Much of the group’s humor does not derive from being deaf, even though the subject is there.

“It’s just like regular comedy,” Shambley says. “When short people do humor about being short, they’ve made themselves vulnerable. If someone has no chin, they do a joke about that. You laugh, because they’re really being themselves. They’re really being raw and open for you.

“Some of the humor has to do with the complications they have in life, the possibility for miscommunication. But very often it’s just about all of life, being human beings, facing the same things we face.”

Waltrip agrees. “We draw from our experience, yes, but some of the sketches relate to all people.” One sketch the group has worked on in rehearsal Waltrip calls the “Helen Keller Airlines” sketch, about a hearing person who is extremely uncomfortable crammed between two deaf people.
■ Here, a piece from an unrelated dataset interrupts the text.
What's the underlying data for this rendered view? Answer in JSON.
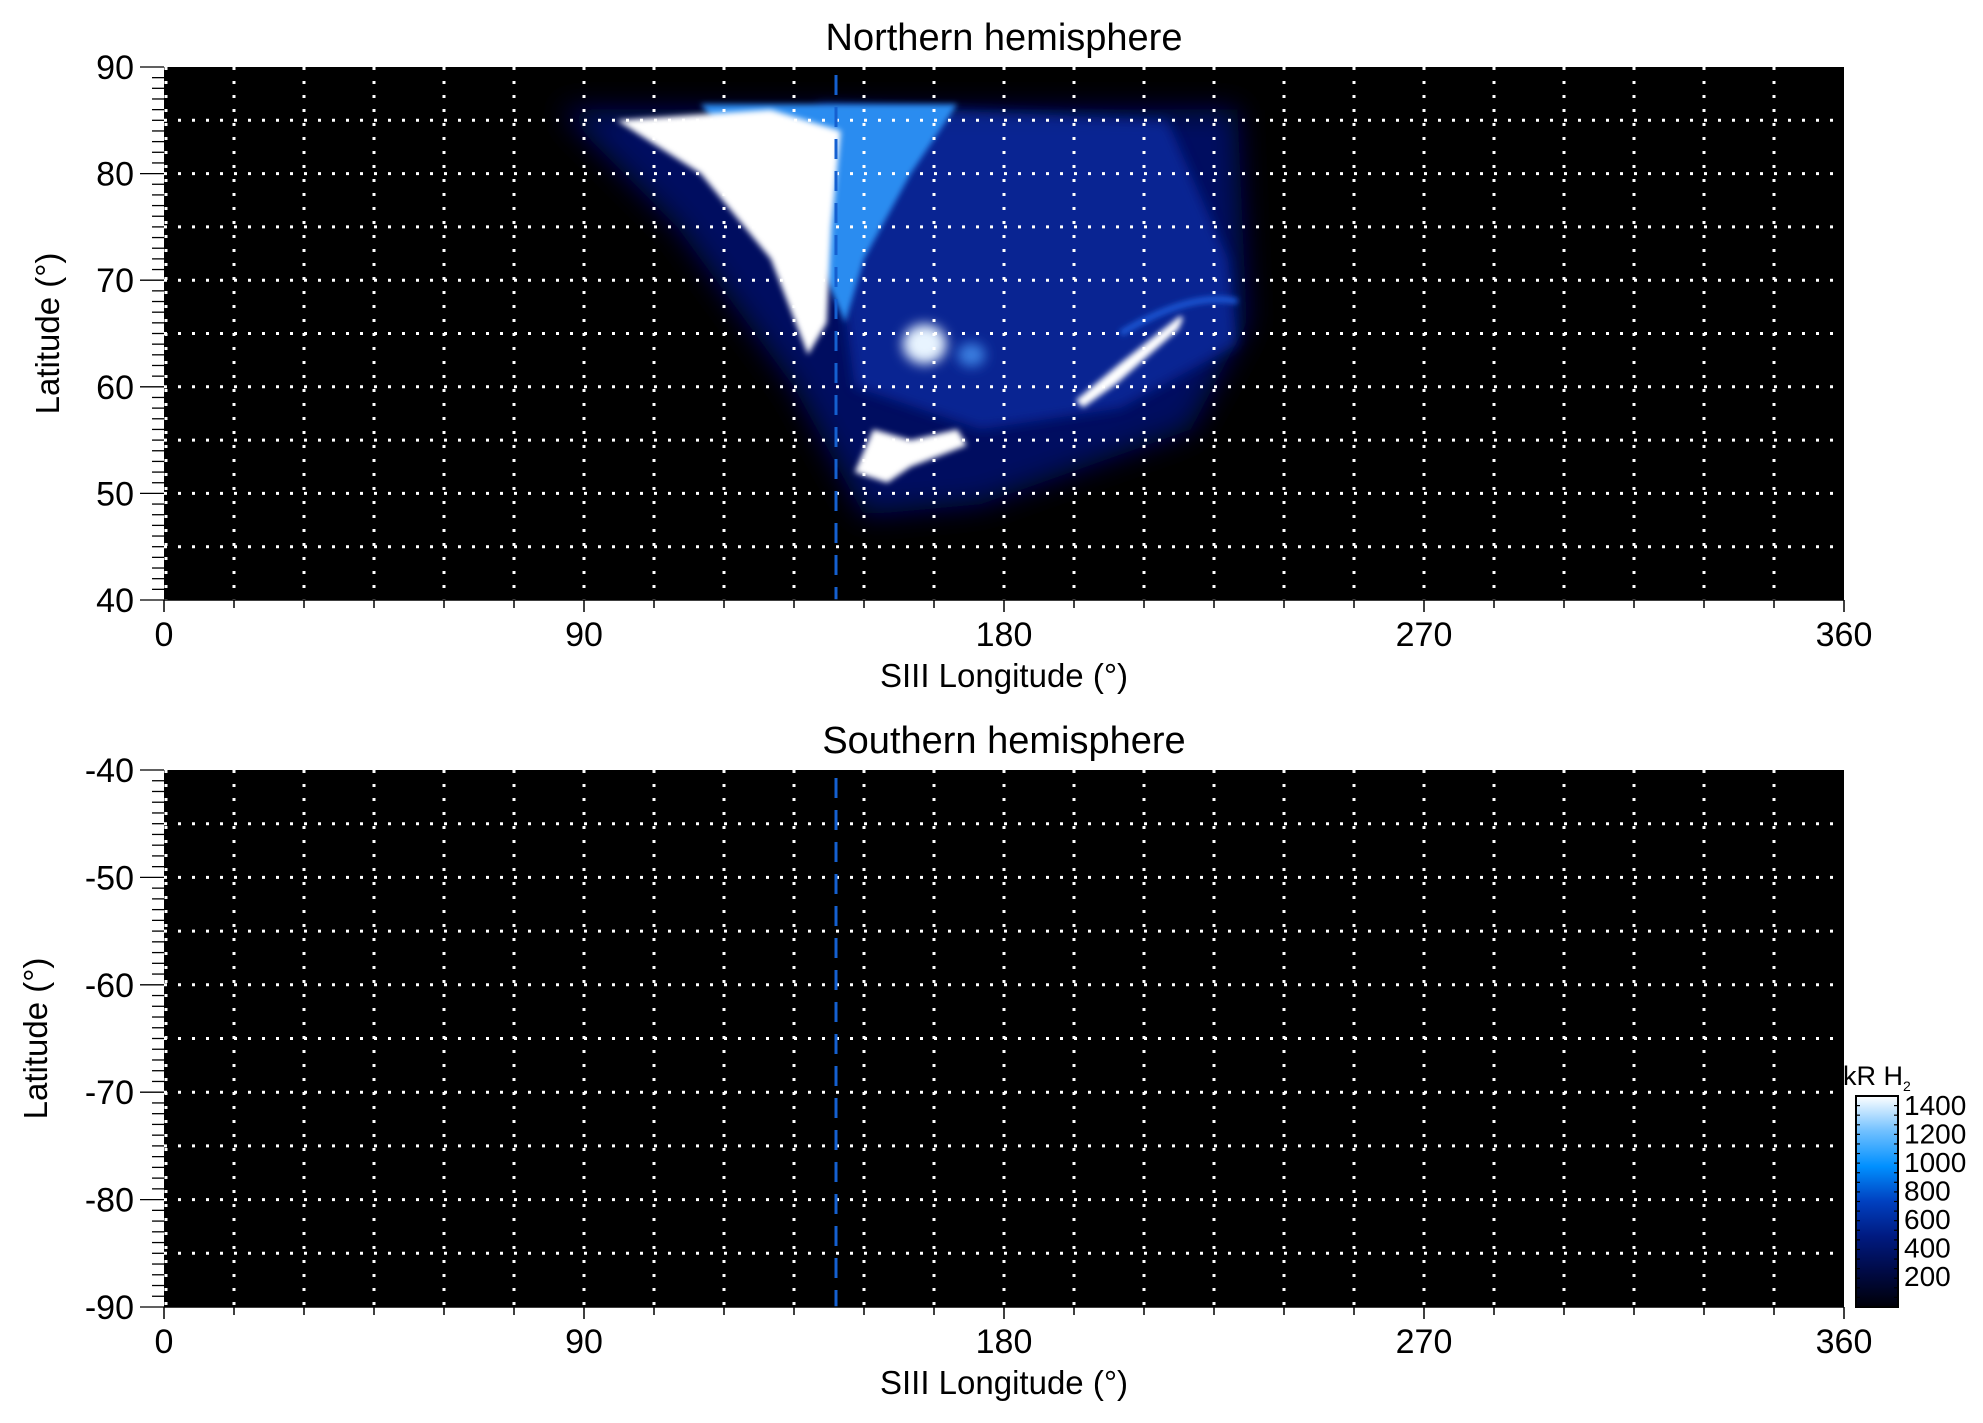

Another concerns a sign language interpreter who is a serial killer, doing away with all the other interpreters between the deaf and hearing worlds, for his own advantage. “Maybe it was a little sick,” Waltrip says, “but it was funny.”

It was even funny to Michael Purcell, one of three interpreters who will be translating Wednesday night. An actor who became interested in sign language while playing the lead in a production of “Children of a Lesser God,” Purcell went back to college to study the subject, became a professional accredited interpreter, and now splits his career between interpreting and acting.

“With deaf improv comedy,” Purcell says, “this is the first group, really new ground. We’re learning at the same time Cathy is learning and Vikee is learning. The interpreters are experimenting, using voices we may not have used before in a more standard interpreting situation, being more creative.”

On this new ground, there are special problems. What is said is not all that has to be transferred. The sense of humor has to be interpreted, the nuance, the flavor. Along with the words, the interpreter may have to add an accent or other ingredient that gives meaning to the hearing audience.

“They have to trust us,” Purcell says, “and the trust has to be complete.” It’s the same kind of trust that hearing improv comics have to generate.

“I call them voice actors,” Waltrip says. “An interpreter is just conveying information, but a voice actor is really acting.”

And what about the slight time delay between the signing and the translation? Shambley says it’s no problem. The deaf performers cover pauses with physical comedy better than hearing performers.

Purcell says it’s no problem. One of his goals in the production is to redefine the role of the interpreter in the performance arena.

Waltrip says it’s no problem. “Some people will catch it later,” she explains, “and they’ll start laughing anyway. Maybe there’s a 10-second delay there. We’ve had to learn to live with it. It’s part of our cultural lifestyle.”